Computational Biology |
Local and global effects of strong DNA bending induced during molecular dynamics simulations
1Computational Biology, School of Engineering and Science, Jacobs University, Campus Ring 1, D-28759 Bremen, Germany and 2Bioinformatique et RMN structurales, Institut de Biologie et Chimie des Protéines, UMR 5086 CNRS/Université de Lyon, 7 passage du Vercors, 69367 Lyon, France
*To whom correspondence should be addressed. Tel: +33 4 72 72 26 37; Fax: +33 4 72 72 26 04; Email: k.zakrzewska{at}ibcp.fr
Received December 22, 2008. Revised March 26, 2009. Accepted March 27, 2009.

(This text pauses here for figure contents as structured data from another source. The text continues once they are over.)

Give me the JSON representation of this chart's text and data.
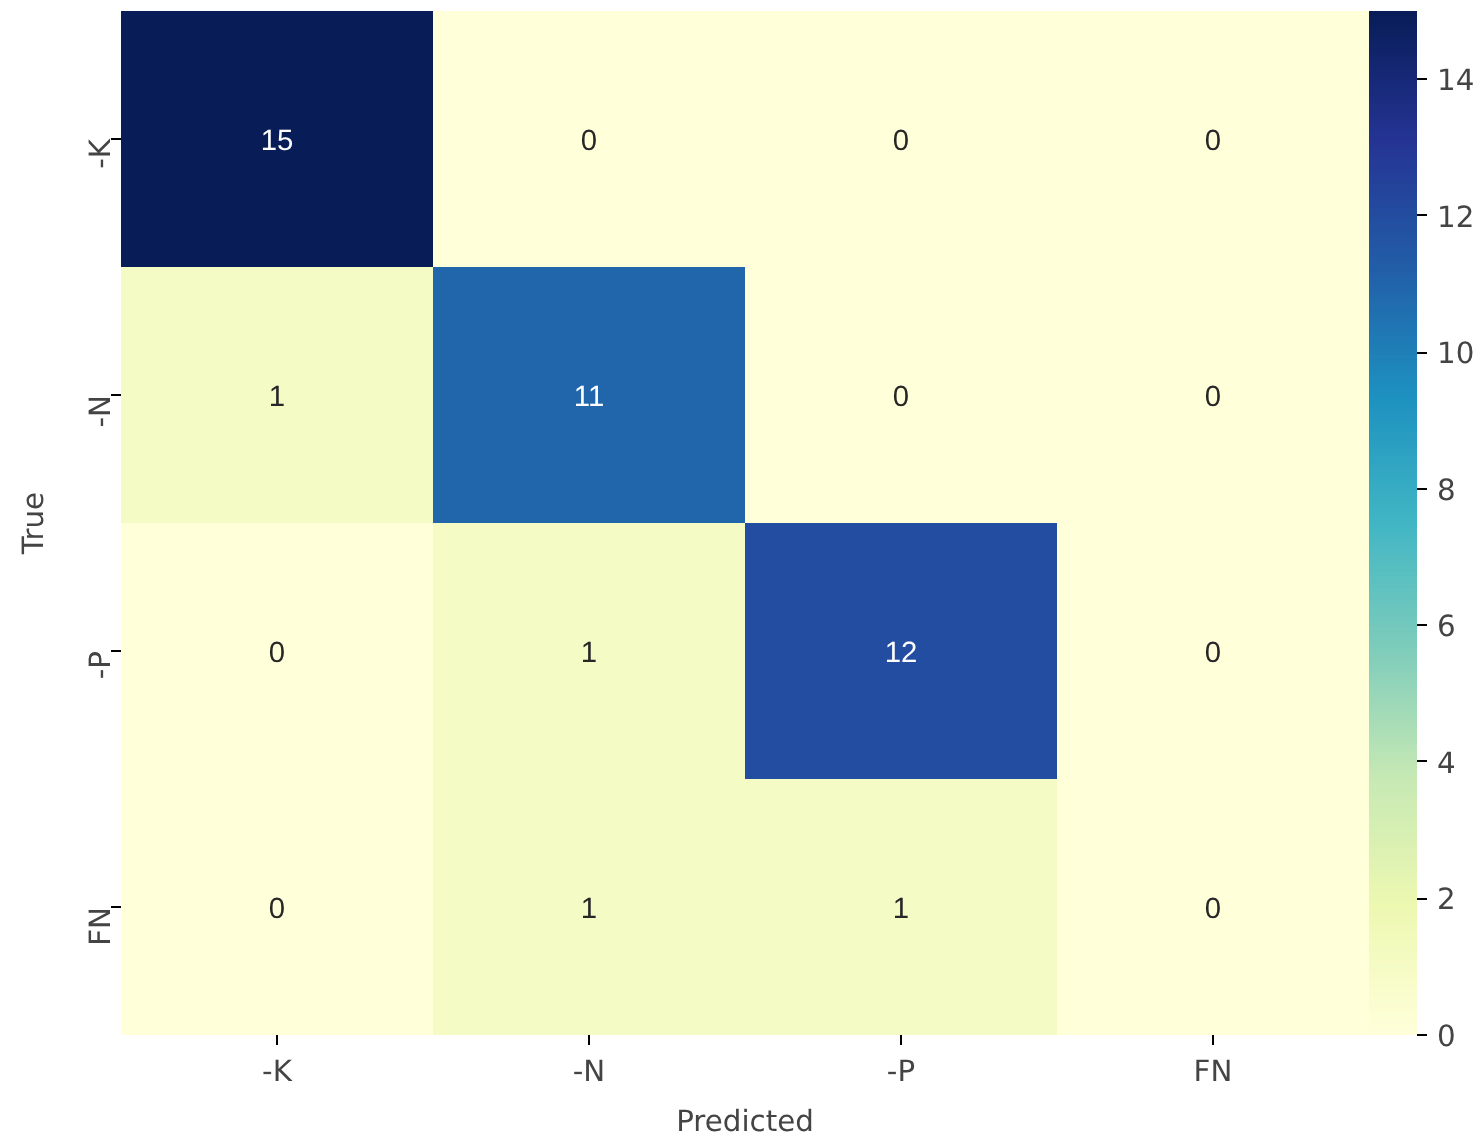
{
  "chart_data": {
    "type": "heatmap",
    "xlabel": "Predicted",
    "ylabel": "True",
    "categories": [
      "-K",
      "-N",
      "-P",
      "FN"
    ],
    "y_categories": [
      "-K",
      "-N",
      "-P",
      "FN"
    ],
    "cells": [
      [
        15,
        0,
        0,
        0
      ],
      [
        1,
        11,
        0,
        0
      ],
      [
        0,
        1,
        12,
        0
      ],
      [
        0,
        1,
        1,
        0
      ]
    ],
    "clim": [
      0,
      15
    ],
    "cticks": [
      0,
      2,
      4,
      6,
      8,
      10,
      12,
      14
    ],
    "data_labels": true
  }
}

DNA bending plays an important role in many biological processes, but its molecular and energetic details as a function of base sequence remain to be fully understood. Using a recently developed restraint, we have studied the controlled bending of four different B-DNA oligomers using molecular dynamics simulations. Umbrella sampling with the AMBER program and the recent parmbsc0 force field yield free energy curves for bending. Bending 15-base pair oligomers by 90° requires roughly 5 kcal mol–1, while reaching 150° requires of the order of 12 kcal mol–1. Moderate bending occurs mainly through coupled base pair step rolls. Strong bending generally leads to local kinks. The kinks we observe all involve two consecutive base pair steps, with disruption of the central base pair (termed Type II kinks in earlier work). A detailed analysis of each oligomer shows that the free energy of bending only varies quadratically with the bending angle for moderate bending. Beyond this point, in agreement with recent experiments, the variation becomes linear. An harmonic analysis of each base step yields force constants that not only vary with sequence, but also with the degree of bending. Both these observations suggest that DNA is mechanically more complex than simple elastic rod models would imply.